Я воспринял их трудности как упрек, и, будучи единственным афроамериканцем в Сенате, решил, что пришло время прекратить мораторий на выступления в национальных СМИ. Я выступил в новостных программах, утверждая, что, хотя я не верю, что расизм был причиной неудачного реагирования на катастрофу Катрина, это говорит о том, как мало правящая партия и Америка в целом вложили в решение проблем изоляции, бедности из поколения в поколение и отсутствия возможностей, которые сохраняются в больших районах страны.
Вернувшись в Вашингтон, я вместе с коллегами разрабатывал планы по восстановлению региона Персидского залива в составе Комитета по национальной безопасности и правительственным делам. Но жизнь в Сенате казалась другой. Сколько лет нужно провести в палате, чтобы действительно изменить жизнь людей, которых я встретил в Хьюстоне? Сколько слушаний в комитетах, провальных поправок и бюджетных положений, согласованных с непокорным председателем, потребуется, чтобы компенсировать ошибочные действия одного директора FEMA, функционера Агентства по охране окружающей среды или ставленника Министерства труда?
Это чувство нетерпения усугубилось, когда несколько месяцев спустя я в составе небольшой делегации Конгресса посетил Ирак. Спустя почти три года после вторжения под руководством США администрация уже не могла отрицать катастрофу, в которую превратилась война. Распустив иракские вооруженные силы и позволив шиитскому большинству агрессивно смещать большое количество мусульман-суннитов с государственных постов, американские чиновники создали ситуацию, которая была хаотичной и все более опасной — кровавый межконфессиональный конфликт, отмеченный эскалацией нападений смертников, взрывами на обочинах дорог и взрывами автомобилей на людных рыночных улицах.

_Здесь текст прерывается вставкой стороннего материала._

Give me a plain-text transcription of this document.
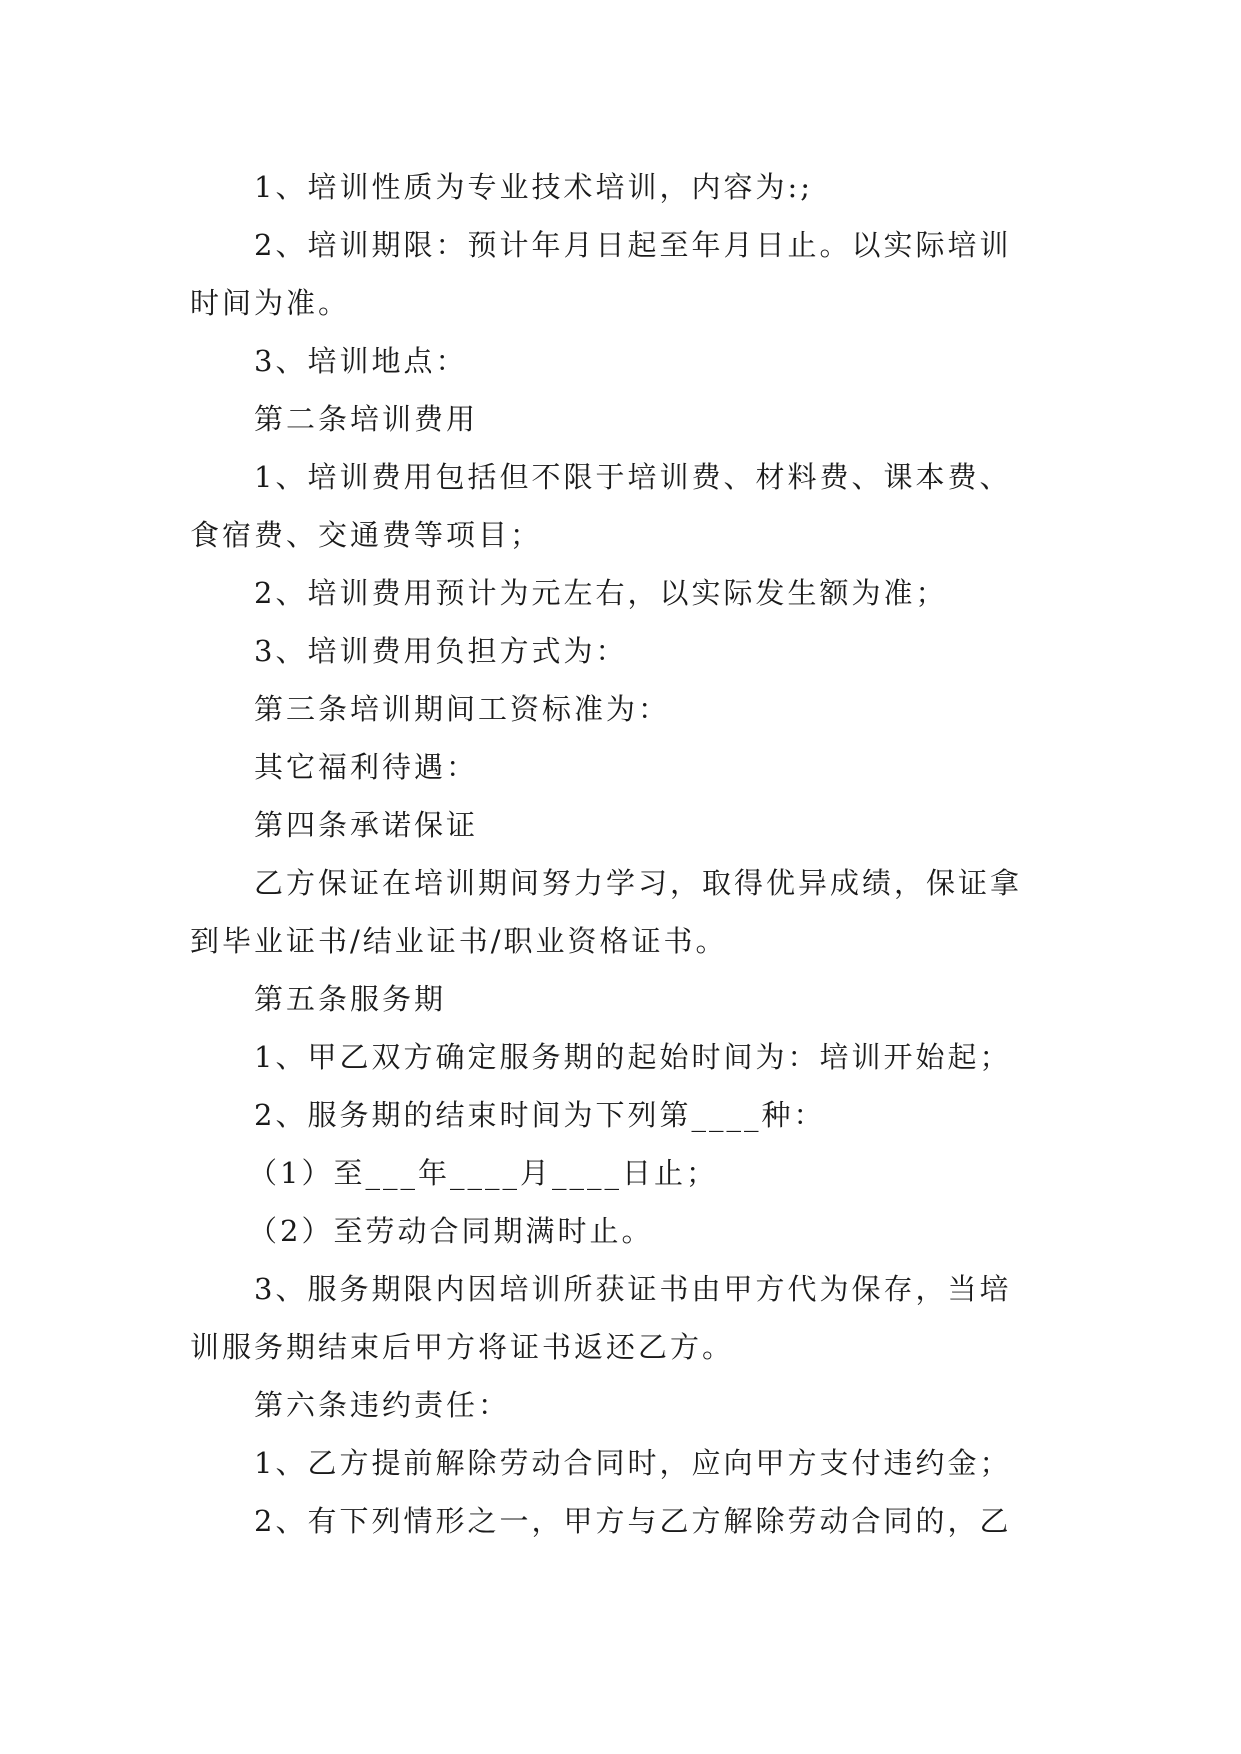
1、培训性质为专业技术培训，内容为:;

2、培训期限：预计年月日起至年月日止。以实际培训

时间为准。

3、培训地点：

第二条培训费用

1、培训费用包括但不限于培训费、材料费、课本费、

食宿费、交通费等项目；

2、培训费用预计为元左右，以实际发生额为准；

3、培训费用负担方式为：

第三条培训期间工资标准为：

其它福利待遇：

第四条承诺保证

乙方保证在培训期间努力学习，取得优异成绩，保证拿

到毕业证书/结业证书/职业资格证书。

第五条服务期

1、甲乙双方确定服务期的起始时间为：培训开始起；

2、服务期的结束时间为下列第____种：

（1）至___年____月____日止；

（2）至劳动合同期满时止。

3、服务期限内因培训所获证书由甲方代为保存，当培

训服务期结束后甲方将证书返还乙方。

第六条违约责任：

1、乙方提前解除劳动合同时，应向甲方支付违约金；

2、有下列情形之一，甲方与乙方解除劳动合同的，乙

Наша группа посетила американские военные базы в Багдаде, Фаллудже и Киркуке, и с вертолетов Black Hawk, которые перевозили нас, вся страна выглядела изможденной, города были изрыты минометными обстрелами, дороги были жутко тихими, пейзаж покрыт пылью. На каждой остановке мы встречали командиров и солдат, умных и смелых, движимых убеждением, что при должном количестве военной поддержки, технической подготовки и смазки для локтя Ирак когда-нибудь сможет повернуть в нужную сторону. Но мои беседы с журналистами и с горсткой высокопоставленных иракских чиновников говорили о другом. По их словам, злые духи были развязаны, а убийства и репрессии между суннитами и шиитами сделали перспективу примирения далекой, если не недостижимой. Единственное, что удерживало страну вместе, — это тысячи молодых солдат и морских пехотинцев, которых мы направили на службу, многие из них едва окончили среднюю школу. Более двух тысяч из них уже погибли, и еще многие тысячи были ранены. Казалось очевидным, что чем дольше затягивается война, тем больше наши войска становятся мишенями для врага, которого они часто не видят и не понимают.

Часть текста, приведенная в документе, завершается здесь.